In a year where the country faced an unprecedented crisis, Scots stepped up to assist however they could.

People across Scotland have been recognised in the New Year Honours for their work to help others during the coronavirus pandemic.

In a year where the country faced an unprecedented crisis which ground the economy to a halt and took many lives, Scots stepped up to assist however they could.

Work recognised includes the introduction of a new method of reaching vulnerable people through the pandemic, as well as providing emotional support to NHS staff.

Jamie Kinlochan began preparing for a lockdown weeks before it was announced by the Prime Minister in March.

The 35-year-old of Paisley, Renfrewshire, is being awarded a British Empire Medal (BEM) for his work with Who Cares Scotland? in which he set up a helpline for vulnerable people who could not get access to support they needed.

It saw around £150,000 given to needy people through cash and supplies between March and July.

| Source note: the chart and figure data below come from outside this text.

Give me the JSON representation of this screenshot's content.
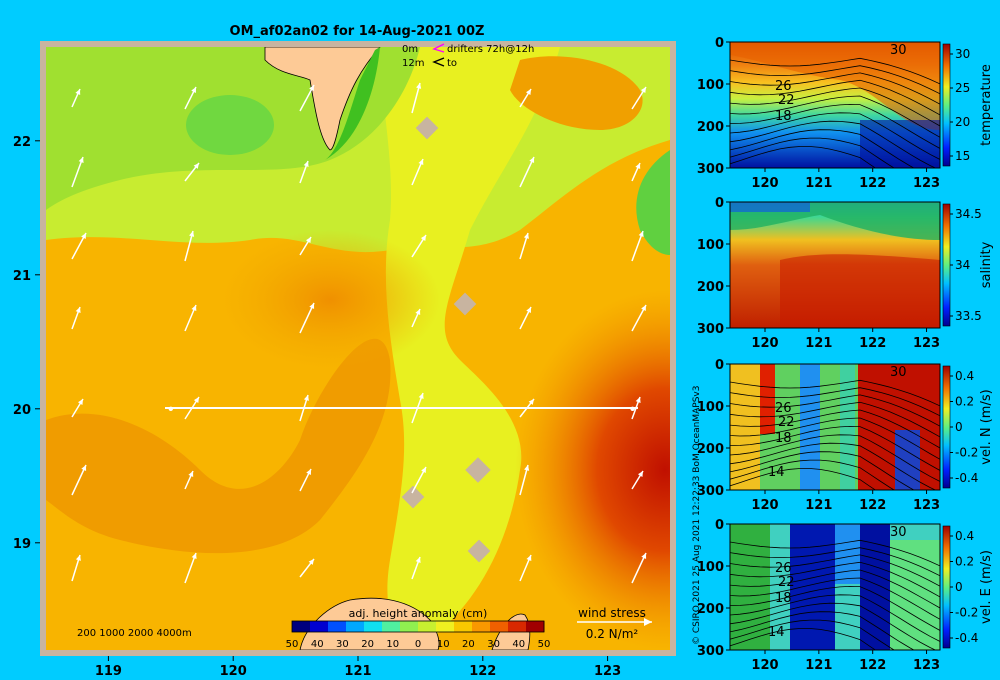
{
  "title": "OM_af02an02 for 14-Aug-2021 00Z",
  "credit": "© CSIRO 2021   25 Aug 2021 12:22:33 BoM OceanMAPSv3",
  "colors": {
    "background": "#00ccff",
    "land": "#fdca96",
    "frame": "#c8b4a0",
    "transect": "#ffffff"
  },
  "chart_data": [
    {
      "type": "heatmap",
      "panel": "map",
      "xticks": [
        "119",
        "120",
        "121",
        "122",
        "123"
      ],
      "xtick_values": [
        119,
        120,
        121,
        122,
        123
      ],
      "yticks": [
        "22",
        "21",
        "20",
        "19"
      ],
      "ytick_values": [
        22,
        21,
        20,
        19
      ],
      "xlim": [
        118.5,
        123.5
      ],
      "ylim": [
        18.2,
        22.7
      ],
      "colorbar": {
        "label": "adj. height anomaly (cm)",
        "ticks": [
          "50",
          "40",
          "30",
          "20",
          "10",
          "0",
          "10",
          "20",
          "30",
          "40",
          "50"
        ],
        "colors": [
          "#00007f",
          "#0000d0",
          "#0050ff",
          "#00a8ff",
          "#10e0f0",
          "#50f0a0",
          "#90f050",
          "#c8f030",
          "#f0f020",
          "#f8c800",
          "#f89800",
          "#f06000",
          "#d82800",
          "#a00000"
        ]
      },
      "depth_legend": "200  1000  2000  4000m",
      "wind_legend": {
        "title": "wind stress",
        "value": "0.2 N/m²"
      },
      "drifter_legend": {
        "row1_depth": "0m",
        "row1_text": "drifters 72h@12h",
        "row2_depth": "12m",
        "row2_text": "to"
      },
      "transect": {
        "lon_start": 119.5,
        "lon_end": 123.2,
        "lat": 20.0
      }
    },
    {
      "type": "heatmap",
      "panel": "section",
      "name": "temperature",
      "ylabel": "temperature",
      "xticks": [
        "120",
        "121",
        "122",
        "123"
      ],
      "yticks": [
        "0",
        "100",
        "200",
        "300"
      ],
      "cbar_ticks": [
        "30",
        "25",
        "20",
        "15"
      ],
      "contour_labels": [
        "30",
        "26",
        "22",
        "18"
      ]
    },
    {
      "type": "heatmap",
      "panel": "section",
      "name": "salinity",
      "ylabel": "salinity",
      "xticks": [
        "120",
        "121",
        "122",
        "123"
      ],
      "yticks": [
        "0",
        "100",
        "200",
        "300"
      ],
      "cbar_ticks": [
        "34.5",
        "34",
        "33.5"
      ],
      "contour_labels": []
    },
    {
      "type": "heatmap",
      "panel": "section",
      "name": "vel-n",
      "ylabel": "vel. N (m/s)",
      "xticks": [
        "120",
        "121",
        "122",
        "123"
      ],
      "yticks": [
        "0",
        "100",
        "200",
        "300"
      ],
      "cbar_ticks": [
        "0.4",
        "0.2",
        "0",
        "-0.2",
        "-0.4"
      ],
      "contour_labels": [
        "30",
        "26",
        "22",
        "18",
        "14"
      ]
    },
    {
      "type": "heatmap",
      "panel": "section",
      "name": "vel-e",
      "ylabel": "vel. E (m/s)",
      "xticks": [
        "120",
        "121",
        "122",
        "123"
      ],
      "yticks": [
        "0",
        "100",
        "200",
        "300"
      ],
      "cbar_ticks": [
        "0.4",
        "0.2",
        "0",
        "-0.2",
        "-0.4"
      ],
      "contour_labels": [
        "30",
        "26",
        "22",
        "18",
        "14"
      ]
    }
  ]
}
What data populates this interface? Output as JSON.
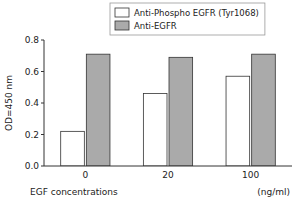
{
  "chart_data": {
    "type": "bar",
    "categories": [
      "0",
      "20",
      "100"
    ],
    "series": [
      {
        "name": "Anti-Phospho EGFR (Tyr1068)",
        "color": "white",
        "values": [
          0.22,
          0.46,
          0.57
        ]
      },
      {
        "name": "Anti-EGFR",
        "color": "#aaaaaa",
        "values": [
          0.71,
          0.69,
          0.71
        ]
      }
    ],
    "ylabel": "OD=450 nm",
    "xlabel": "EGF concentrations",
    "annotations": [
      "(ng/ml)"
    ],
    "ylim": [
      0.0,
      0.8
    ],
    "yticks": [
      {
        "value": 0.0,
        "label": "0.0"
      },
      0.2,
      0.4,
      0.6,
      0.8
    ],
    "grid": false,
    "legend": "top"
  }
}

Mr Kinlochan said: “For me, this is really important and it feels really validating.

“I just had an idea but it took a massive team of people to get it off the ground.”

Captain Emma Henderson is being made a Member of the Order of the British Empire.
Salute: Captain Henderson founded Project Wingman.

Emma Henderson is being made a Member of the Order of the British Empire (MBE) for her support for the wellbeing of NHS staff.

The 47-year-old airline pilot of Kinloss, Moray, founded Project Wingman in March initially as a way to offer “tea and empathy” to medics.

She galvanised her industry to facilitate wellbeing lounges in hospitals across the UK.

Since the first lounge at the Whittington Hospital in April, there are now facilities at more than 80 hospitals nationwide – with support from 5500 volunteers.

Captain Henderson said: “I’m completely overwhelmed, frankly.

“I burst into tears when I found out – it’s an amazing thing to be receiving and I feel so grateful for it.

“It’s down to the hard work of volunteers, so I hope this reflects on them as well.”

Nicola Stove has also been awarded a BEM for services to remote communities in northern Scotland during Covid-19.

The 42-year-old British Red Cross manager from Lerwick, Shetland, helped provide food parcels, medication and financial aid – even sourcing a fridge for a vulnerable couple.

She also coordinated welfare visits, patient transport, PPE distribution, as well as assisting several councils and food banks.

Ms Stove said: “The impact this pandemic has had on people’s entire lives has been massive.

“Being able to support them in any way we can has been a real experience.

“We wouldn’t have been able to do it without our amazing volunteers and amazing team.”

Her colleague Richard Stibbles, who has volunteered for the charity for 30 years, is also being awarded a BEM.

The 40-year-old of Perth left his home in Scotland at the start of the pandemic and volunteered for three deployments in London.

He worked ten-hour days in full PPE transporting positive patients to hospital and other patients to care homes or to their families.

Mr Stibbles said: “I’ve told my mum to check the news today, but I didn’t tell her why.

“She’ll be so incredibly proud – she thinks that caring is in-built in me.

“Even from a young age if anyone was sick she says I wanted to look after them.”

Jackie Campbell has been recognised with a BEM for charitable services to the Children’s Hospital Association Scotland (CHAS), particularly during the Covid-19 Response.

She has helped with fundraising for 14 years and been involved with CHAS over the last four years.

The 60-year-old, of Invergowrie in Angus, said: “I’m delighted.”